A high-severity Microsoft Exchange zero-day, CVE-2026-42897, is being actively exploited — and if you still run Exchange on your own server, you’re exposed. As reported by BleepingComputer, an attacker simply sends a specially crafted email; when a staff member opens it in Outlook Web Access, malicious JavaScript runs in their browser — no password and no dodgy attachment required. Microsoft shipped a fix in its June security updates, and the bug now sits on CISA’s known-exploited vulnerabilities list.

Who’s exposed

This hits Exchange Server 2016, 2019 and the newer Subscription Edition. Here’s the trap: Exchange 2016 and 2019 are past end of support, so the patch only reaches you if you’re enrolled in Microsoft’s Extended Security Updates (ESU) program. Plenty of Australian businesses still run an on-prem Exchange box quietly humming away in a cupboard and assume it’s keeping itself current.
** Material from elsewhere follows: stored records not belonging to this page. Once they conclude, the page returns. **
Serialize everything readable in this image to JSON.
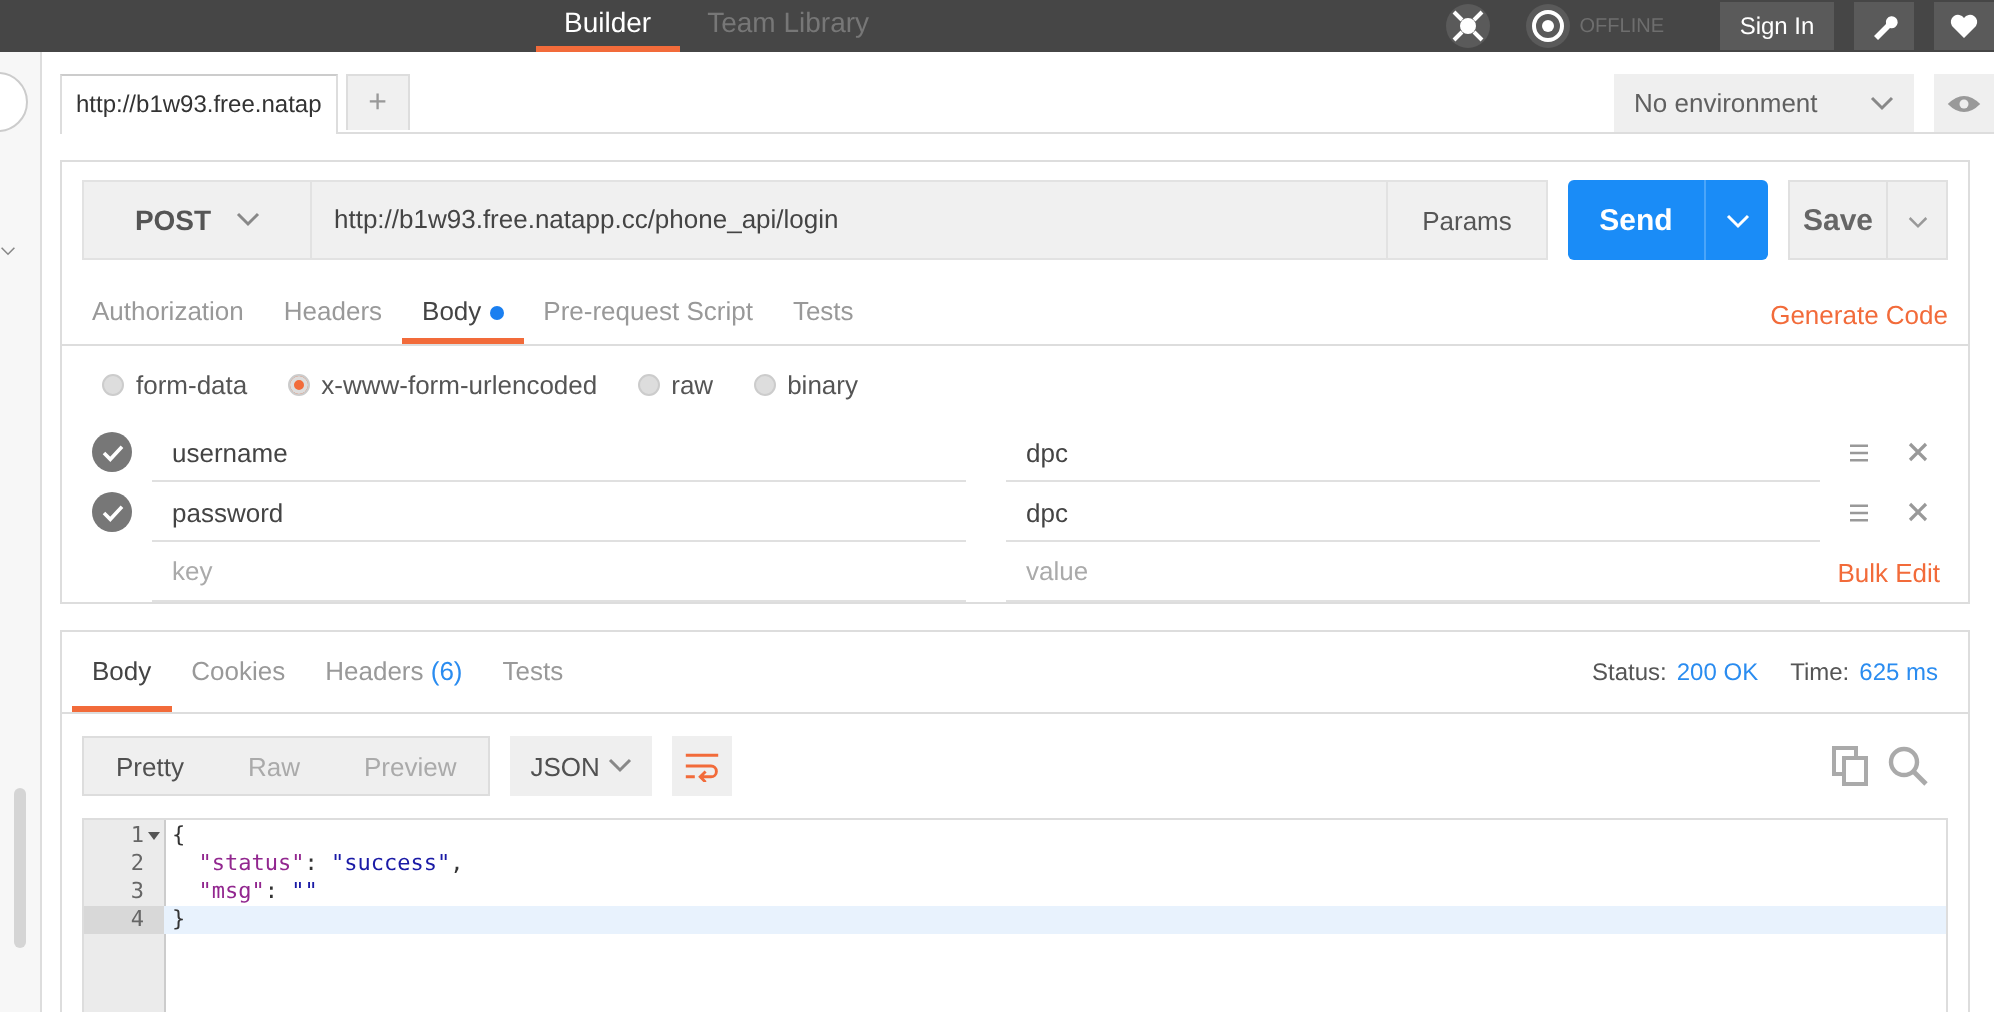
{
  "top_bar": {
    "tabs": [
      {
        "label": "Builder",
        "selected": true
      },
      {
        "label": "Team Library",
        "selected": false
      }
    ],
    "connection": "OFFLINE",
    "sign_in": "Sign In"
  },
  "request_tabs": [
    {
      "label": "http://b1w93.free.natap",
      "selected": true
    }
  ],
  "new_tab": "+",
  "environment": "No environment",
  "request": {
    "method": "POST",
    "url": "http://b1w93.free.natapp.cc/phone_api/login",
    "params": "Params",
    "send": "Send",
    "save": "Save"
  },
  "request_sections": [
    {
      "label": "Authorization",
      "selected": false,
      "dot": false
    },
    {
      "label": "Headers",
      "selected": false,
      "dot": false
    },
    {
      "label": "Body",
      "selected": true,
      "dot": true
    },
    {
      "label": "Pre-request Script",
      "selected": false,
      "dot": false
    },
    {
      "label": "Tests",
      "selected": false,
      "dot": false
    }
  ],
  "generate_code": "Generate Code",
  "body_types": [
    {
      "label": "form-data",
      "selected": false
    },
    {
      "label": "x-www-form-urlencoded",
      "selected": true
    },
    {
      "label": "raw",
      "selected": false
    },
    {
      "label": "binary",
      "selected": false
    }
  ],
  "params": [
    {
      "key": "username",
      "value": "dpc",
      "checked": true
    },
    {
      "key": "password",
      "value": "dpc",
      "checked": true
    }
  ],
  "new_param": {
    "key_placeholder": "key",
    "value_placeholder": "value"
  },
  "bulk_edit": "Bulk Edit",
  "response": {
    "tabs": [
      {
        "label": "Body",
        "selected": true
      },
      {
        "label": "Cookies",
        "selected": false
      },
      {
        "label": "Headers",
        "count": "(6)",
        "selected": false
      },
      {
        "label": "Tests",
        "selected": false
      }
    ],
    "status_label": "Status:",
    "status": "200 OK",
    "time_label": "Time:",
    "time": "625 ms",
    "views": [
      {
        "label": "Pretty",
        "selected": true
      },
      {
        "label": "Raw",
        "selected": false
      },
      {
        "label": "Preview",
        "selected": false
      }
    ],
    "format": "JSON",
    "lines": [
      {
        "number": "1",
        "fold": true,
        "segments": [
          {
            "kind": "punct",
            "text": "{"
          }
        ]
      },
      {
        "number": "2",
        "segments": [
          {
            "kind": "key",
            "text": "  \"status\""
          },
          {
            "kind": "punct",
            "text": ": "
          },
          {
            "kind": "string",
            "text": "\"success\""
          },
          {
            "kind": "punct",
            "text": ","
          }
        ]
      },
      {
        "number": "3",
        "segments": [
          {
            "kind": "key",
            "text": "  \"msg\""
          },
          {
            "kind": "punct",
            "text": ": "
          },
          {
            "kind": "string",
            "text": "\"\""
          }
        ]
      },
      {
        "number": "4",
        "current": true,
        "segments": [
          {
            "kind": "punct",
            "text": "}"
          }
        ]
      }
    ]
  }
}
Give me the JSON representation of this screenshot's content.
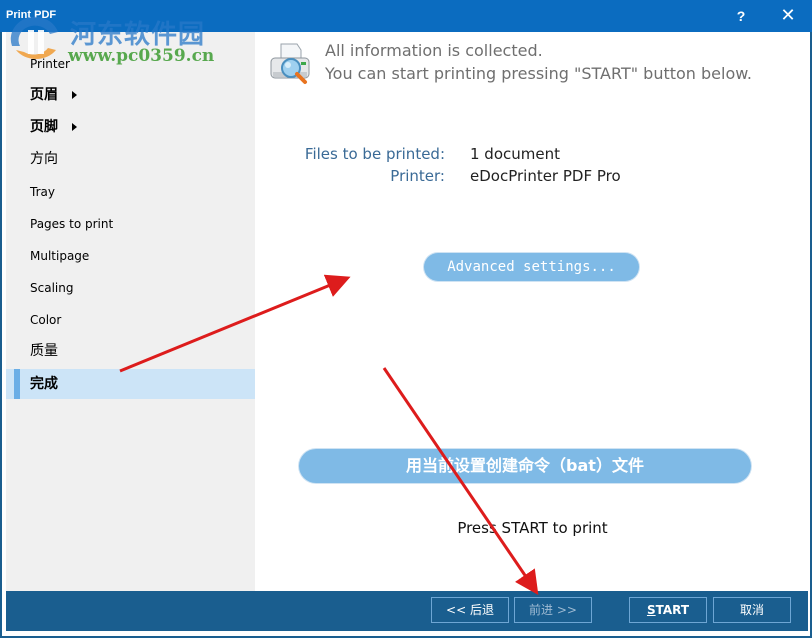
{
  "window": {
    "title": "Print PDF",
    "help_label": "?",
    "close_label": "✕"
  },
  "sidebar": {
    "items": [
      {
        "label": "Printer",
        "has_arrow": false,
        "bold": false
      },
      {
        "label": "页眉",
        "has_arrow": true,
        "bold": true
      },
      {
        "label": "页脚",
        "has_arrow": true,
        "bold": true
      },
      {
        "label": "方向",
        "has_arrow": false,
        "bold": false
      },
      {
        "label": "Tray",
        "has_arrow": false,
        "bold": false
      },
      {
        "label": "Pages to print",
        "has_arrow": false,
        "bold": false
      },
      {
        "label": "Multipage",
        "has_arrow": false,
        "bold": false
      },
      {
        "label": "Scaling",
        "has_arrow": false,
        "bold": false
      },
      {
        "label": "Color",
        "has_arrow": false,
        "bold": false
      },
      {
        "label": "质量",
        "has_arrow": false,
        "bold": false
      },
      {
        "label": "完成",
        "has_arrow": false,
        "bold": true,
        "active": true
      }
    ]
  },
  "main": {
    "icon": "printer-magnifier-icon",
    "heading_line1": "All information is collected.",
    "heading_line2": "You can start printing pressing \"START\" button below.",
    "files_label": "Files to be printed:",
    "files_value": "1 document",
    "printer_label": "Printer:",
    "printer_value": "eDocPrinter PDF Pro",
    "advanced_button": "Advanced settings...",
    "bat_button": "用当前设置创建命令（bat）文件",
    "press_text": "Press START to print"
  },
  "footer": {
    "back_label": "<< 后退",
    "next_label": "前进 >>",
    "start_label_underlined": "S",
    "start_label_rest": "TART",
    "cancel_label": "取消"
  },
  "watermark": {
    "site_name": "河东软件园",
    "url": "www.pc0359.cn"
  },
  "colors": {
    "titlebar": "#0b6cc0",
    "footer": "#1a5e8f",
    "sidebar_bg": "#f0f0f0",
    "active_item_bg": "#cce4f7",
    "active_marker": "#6aaee6",
    "pill_button": "#7fbae6",
    "info_label": "#3a6a96",
    "annotation_arrow": "#dd1c1c"
  }
}
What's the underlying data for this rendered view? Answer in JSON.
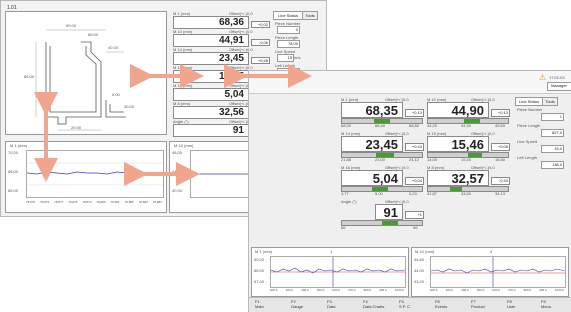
{
  "left_window": {
    "title": "1.01",
    "drawing": {
      "dims": [
        "50.00",
        "40.00",
        "89.00",
        "30.00",
        "20.00",
        "60.00",
        "5.00"
      ]
    },
    "readouts": [
      {
        "label": "M 1 (mm)",
        "offset": "Offset(+/-)0,0",
        "value": "68,36",
        "delta": "+0,02"
      },
      {
        "label": "M 10 (mm)",
        "offset": "Offset(+/-)0,0",
        "value": "44,91",
        "delta": "-0,06"
      },
      {
        "label": "M 14 (mm)",
        "offset": "Offset(+/-)0,0",
        "value": "23,45",
        "delta": "+0,45"
      },
      {
        "label": "M 15 (mm)",
        "offset": "Offset(+/-)0,0",
        "value": "15,45",
        "delta": "-0,06"
      },
      {
        "label": "M 16 (mm)",
        "offset": "Offset(+/-)0,0",
        "value": "5,04",
        "delta": "+0,04"
      },
      {
        "label": "M 8 (mm)",
        "offset": "Offset(+/-)0,0",
        "value": "32,56",
        "delta": "-0,06"
      },
      {
        "label": "Angle (°)",
        "offset": "Offset(+/-)0,0",
        "value": "91",
        "delta": "+1"
      }
    ],
    "tabs": [
      "Line Status",
      "Tools"
    ],
    "status": {
      "piece_number_label": "Piece Number",
      "piece_number": "0",
      "piece_length_label": "Piece Length",
      "piece_length": "78.00",
      "line_speed_label": "Line Speed",
      "line_speed": "15",
      "line_speed_unit": "m/s",
      "left_length_label": "Left Length",
      "left_length": "0"
    },
    "charts": [
      {
        "label": "M 1 (mm)",
        "yticks": [
          "70,00",
          "68,00",
          "66,00"
        ]
      },
      {
        "label": "M 10 (mm)",
        "yticks": [
          "48,00",
          "44,00",
          "40,00"
        ]
      }
    ],
    "x_ticks": [
      "78,875",
      "78,876",
      "78,877",
      "78,878",
      "78,879",
      "78,880",
      "78,881",
      "78,882",
      "78,883",
      "78,884"
    ]
  },
  "right_window": {
    "top_right": {
      "time": "17:01:03",
      "user_button": "Manager"
    },
    "readouts": [
      {
        "label": "M 1 (mm)",
        "offset": "Offset(+/-)0,0",
        "value": "68,35",
        "delta": "+0,13",
        "scale": [
          "68,00",
          "68,40",
          "68,80"
        ],
        "fill": 0.55
      },
      {
        "label": "M 10 (mm)",
        "offset": "Offset(+/-)0,0",
        "value": "44,90",
        "delta": "+0,13",
        "scale": [
          "44,20",
          "44,90",
          "45,60"
        ],
        "fill": 0.55
      },
      {
        "label": "M 14 (mm)",
        "offset": "Offset(+/-)0,0",
        "value": "23,45",
        "delta": "+0,43",
        "scale": [
          "21,88",
          "23,00",
          "24,12"
        ],
        "fill": 0.6
      },
      {
        "label": "M 15 (mm)",
        "offset": "Offset(+/-)0,0",
        "value": "15,46",
        "delta": "+0,05",
        "scale": [
          "14,00",
          "15,40",
          "16,80"
        ],
        "fill": 0.55
      },
      {
        "label": "M 16 (mm)",
        "offset": "Offset(+/-)0,0",
        "value": "5,04",
        "delta": "+0,04",
        "scale": [
          "4,77",
          "5,00",
          "5,23"
        ],
        "fill": 0.5
      },
      {
        "label": "M 8 (mm)",
        "offset": "Offset(+/-)0,0",
        "value": "32,57",
        "delta": "-0,43",
        "scale": [
          "31,87",
          "33,00",
          "34,13"
        ],
        "fill": 0.35
      },
      {
        "label": "Angle (°)",
        "offset": "Offset(+/-)0,0",
        "value": "91",
        "delta": "+1",
        "scale": [
          "86",
          "",
          "96"
        ],
        "fill": 0.55
      }
    ],
    "tabs": [
      "Line Status",
      "Tools"
    ],
    "status": {
      "piece_number_label": "Piece Number",
      "piece_number": "1",
      "piece_length_label": "Piece Length",
      "piece_length": "827,0",
      "line_speed_label": "Line Speed",
      "line_speed": "15,0",
      "left_length_label": "Left Length",
      "left_length": "138,0"
    },
    "charts": [
      {
        "label": "M 1 (mm)",
        "marker": "1",
        "yticks": [
          "69,00",
          "68,00",
          "67,00"
        ]
      },
      {
        "label": "M 10 (mm)",
        "marker": "4",
        "yticks": [
          "44,80",
          "44,00",
          "43,20"
        ]
      }
    ],
    "x_ticks": [
      "200,0",
      "300,0",
      "400,0",
      "500,0",
      "600,0",
      "700,0",
      "800,0",
      "900,0",
      "1000,0"
    ],
    "fkeys": [
      {
        "key": "F1",
        "label": "Main"
      },
      {
        "key": "F2",
        "label": "Gauge"
      },
      {
        "key": "F3",
        "label": "Data"
      },
      {
        "key": "F4",
        "label": "Data Charts"
      },
      {
        "key": "F5",
        "label": "S.P. C"
      },
      {
        "key": "F6",
        "label": "Events"
      },
      {
        "key": "F7",
        "label": "Product"
      },
      {
        "key": "F8",
        "label": "User"
      },
      {
        "key": "F9",
        "label": "Menu"
      }
    ]
  },
  "colors": {
    "arrow": "#f0a58e",
    "bar_green": "#4a9a3a",
    "series_blue": "#3a3ab8",
    "marker_red": "#d04040"
  }
}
It isn’t.

What to do now

If you run Exchange on-premises, install the June 2026 security update today and leave Microsoft’s Emergency Mitigation Service switched on. If you’re on 2016 or 2019 without ESU, the fix won’t reach you at all — treat that as your cue to fast-track a move to Microsoft 365 and Exchange Online, where this class of server-side bug stops being your problem. Not sure what you’re running? Ask your IT provider exactly which Exchange version you’re on and when it was last patched.